Context: The Suns are rolling. Led by Devin Booker, who carved the Philadelphia 76ers up to the tune of 35 points, nine rebounds and seven assists, the Suns won their seventh game in a row on Wednesday to keep their dreams of making the play-in tournament in the Western Conference alive.
Booker has been playing so well in Orlando - there's no doubt that he's in the running for the Player of the Seeding Games - that we almost take flirting with a 35-point triple-double in a must-win game for granted, but there is one particular part of his game that shouldn't be overlooked. As much attention as he's gotten for his scoring outbursts over the last couple of seasons, Booker has grown tremendously as a passer since entering the NBA, to the point where his passing is a legitimate strength.
There was one particular pass Booker made against the 76ers on Wednesday that was straight out of LeBron James' playbook.
Let's take a closer look at it, plus why it matters.
The play: Booker launches a crosscourt pass to Cameron Payne.
Breakdown: Looking to ice the game, Booker brings the ball up the court and takes some time off the clock before running a high pick-and-roll with Deandre Ayton.
Booker has been one of the league's best pick-and-roll scorers this season. According to NBA.com, he's generating around a quarter (27.3 percent) of his offence on those plays and ranks in the 70th percentile in scoring efficiency with 0.93 points per possession. He's a threat to score at all three levels with the ball in his hands. There are only 15 players who have made more pull-up 3s than him on the season, he's canned an incredible 46.2 percent of his 2-point pull-ups and he's finishing at a similar rate as San Antonio Spurs forward DeMar DeRozan around the rim.

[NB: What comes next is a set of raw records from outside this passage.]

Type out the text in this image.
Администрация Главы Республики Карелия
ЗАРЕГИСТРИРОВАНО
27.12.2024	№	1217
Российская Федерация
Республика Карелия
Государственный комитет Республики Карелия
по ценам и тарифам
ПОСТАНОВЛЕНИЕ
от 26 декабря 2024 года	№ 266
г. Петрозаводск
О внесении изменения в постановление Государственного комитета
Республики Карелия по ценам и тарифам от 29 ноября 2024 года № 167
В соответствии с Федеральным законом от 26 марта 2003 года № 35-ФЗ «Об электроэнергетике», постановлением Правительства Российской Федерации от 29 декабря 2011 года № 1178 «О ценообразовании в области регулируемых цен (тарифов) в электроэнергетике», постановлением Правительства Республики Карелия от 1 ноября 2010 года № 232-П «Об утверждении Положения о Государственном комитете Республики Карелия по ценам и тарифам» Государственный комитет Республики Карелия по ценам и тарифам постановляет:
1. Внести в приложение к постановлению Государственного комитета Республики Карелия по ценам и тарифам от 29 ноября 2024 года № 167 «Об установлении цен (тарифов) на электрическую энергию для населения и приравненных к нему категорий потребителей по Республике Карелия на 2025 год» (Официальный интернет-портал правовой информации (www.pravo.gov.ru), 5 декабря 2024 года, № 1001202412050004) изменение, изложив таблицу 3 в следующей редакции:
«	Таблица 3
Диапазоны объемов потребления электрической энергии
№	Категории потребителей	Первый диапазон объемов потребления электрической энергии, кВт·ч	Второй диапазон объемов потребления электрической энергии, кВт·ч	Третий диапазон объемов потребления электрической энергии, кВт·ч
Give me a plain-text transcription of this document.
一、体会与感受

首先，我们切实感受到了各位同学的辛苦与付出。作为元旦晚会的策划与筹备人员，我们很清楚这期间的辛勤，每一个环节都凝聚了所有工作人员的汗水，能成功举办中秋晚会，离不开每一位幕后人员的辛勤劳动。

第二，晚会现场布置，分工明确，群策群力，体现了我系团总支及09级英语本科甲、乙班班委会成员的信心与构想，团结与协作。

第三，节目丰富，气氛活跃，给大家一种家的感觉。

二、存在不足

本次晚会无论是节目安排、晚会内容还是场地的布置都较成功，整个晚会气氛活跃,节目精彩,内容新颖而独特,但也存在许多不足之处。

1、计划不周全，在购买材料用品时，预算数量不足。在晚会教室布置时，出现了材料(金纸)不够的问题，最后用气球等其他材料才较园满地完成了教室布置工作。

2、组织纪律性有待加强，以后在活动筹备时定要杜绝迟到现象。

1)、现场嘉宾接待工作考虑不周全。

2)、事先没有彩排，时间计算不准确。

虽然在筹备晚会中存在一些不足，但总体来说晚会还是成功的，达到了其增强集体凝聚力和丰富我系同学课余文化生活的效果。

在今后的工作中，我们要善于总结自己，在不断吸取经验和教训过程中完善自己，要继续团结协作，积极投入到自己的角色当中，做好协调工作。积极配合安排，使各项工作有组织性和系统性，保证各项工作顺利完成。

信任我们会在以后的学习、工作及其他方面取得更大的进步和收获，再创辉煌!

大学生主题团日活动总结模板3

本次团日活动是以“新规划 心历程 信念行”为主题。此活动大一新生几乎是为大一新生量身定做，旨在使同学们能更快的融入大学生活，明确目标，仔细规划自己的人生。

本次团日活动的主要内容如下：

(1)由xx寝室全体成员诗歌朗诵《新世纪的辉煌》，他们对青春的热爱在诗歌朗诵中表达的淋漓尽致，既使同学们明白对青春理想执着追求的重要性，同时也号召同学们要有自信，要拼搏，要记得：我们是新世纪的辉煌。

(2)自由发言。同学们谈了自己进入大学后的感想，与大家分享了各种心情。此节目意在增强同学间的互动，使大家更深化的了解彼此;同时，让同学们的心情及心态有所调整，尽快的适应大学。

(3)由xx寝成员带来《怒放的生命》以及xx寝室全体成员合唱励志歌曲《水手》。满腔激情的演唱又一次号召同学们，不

Being the elite pick-and-roll scorer that he is, the 76ers have Norvel Pelle hedge - not very well, but still - while Glenn Robinson III fights over Ayton's screen and tries to stay in front of Booker.
With Pelle and Robinson both out on the perimeter, Shake Milton helps off of Mikal Bridges at the top of the perimeter...
...while Matisse Thybulle helps off of Payne in the weakside corner to prevent Ayton from getting a wide open dunk on the roll.
You can almost see Booker making those reads in real time. He knows that Milton is close enough to Bridges that he could close out on him before he can get a clean shot off. He could pass it to Ayton on the roll, but Ayton is either going to shoot a contested shot over Thybulle in the paint or kick it out to Payne in the corner on the short roll, by which point the 76ers might be able to rotate quick enough to prevent Payne from getting a clean shot off as well.
Booker decides to cut out the middle man, making a two-handed crosscourt pass to Payne himself despite Robinson being draped all over him.
The pass is a little low, but Payne still has more than enough time to catch and shoot. He knocks down the shot to extend Phoenix's lead to 14 points, effectively ending the game.
Why it matters: Booker's development is nothing short of incredible.
Coming out of Kentucky, Booker was drawing comparisons to Klay Thompson and Danny Green. Nobody thought he was going to be the defender that Thompson and Green are, of course, but the expectation was that Booker was going to be primarily a shooter on offence, someone who can spot-up on the 3-point line and run off of screens.
Fast forward five years, and Booker has turned himself into one of the league's best playmakers. Not only can he create his own shot against pretty much anyone - did you see what he did to the LA Clippers? - he's transformed himself into a more than capable passer.
That transformation began last season. Since the Suns didn't really have a point guard on their roster, Booker took over the bulk of the point guard responsibilities. There were some growing pains along the way - mainly that his turnovers skyrocketed - but Booker showed that he had some James Harden in his game, someone he told me he studied during the offseason knowing he had to be more than a scorer.
Booker wasn't even making the highest level of reads yet, but he was making the right ones, reading the defence when it collapsed to find the open man, whether it was to Deandre Ayton rolling to the basket or Kelly Oubre Jr. spotting up on the 3-point line a couple of passes away from him. Simple as it may sound, it was a big deal for his development into the type of player the Suns can build a winning team around.
Now Booker is doing things like this, making split-second reads before launching the one pass the defence isn't expecting. Could the 76ers have defended the possession better? Absolutely. But Booker has been making those sorts of reads with much greater frequency all season long. If he gets double teamed, which happens often by virtue of him being one of the league's best scorers, you can pretty much expect him to make the defence pay with his passing at this point.
Not only does it raise Booker's ceiling, it raises Phoenix's. And if what we're seeing in the bubble is a sign of what's to come for Booker and the franchise, the Suns have a lot to be excited about moving forward even if they don't make the playoffs this season.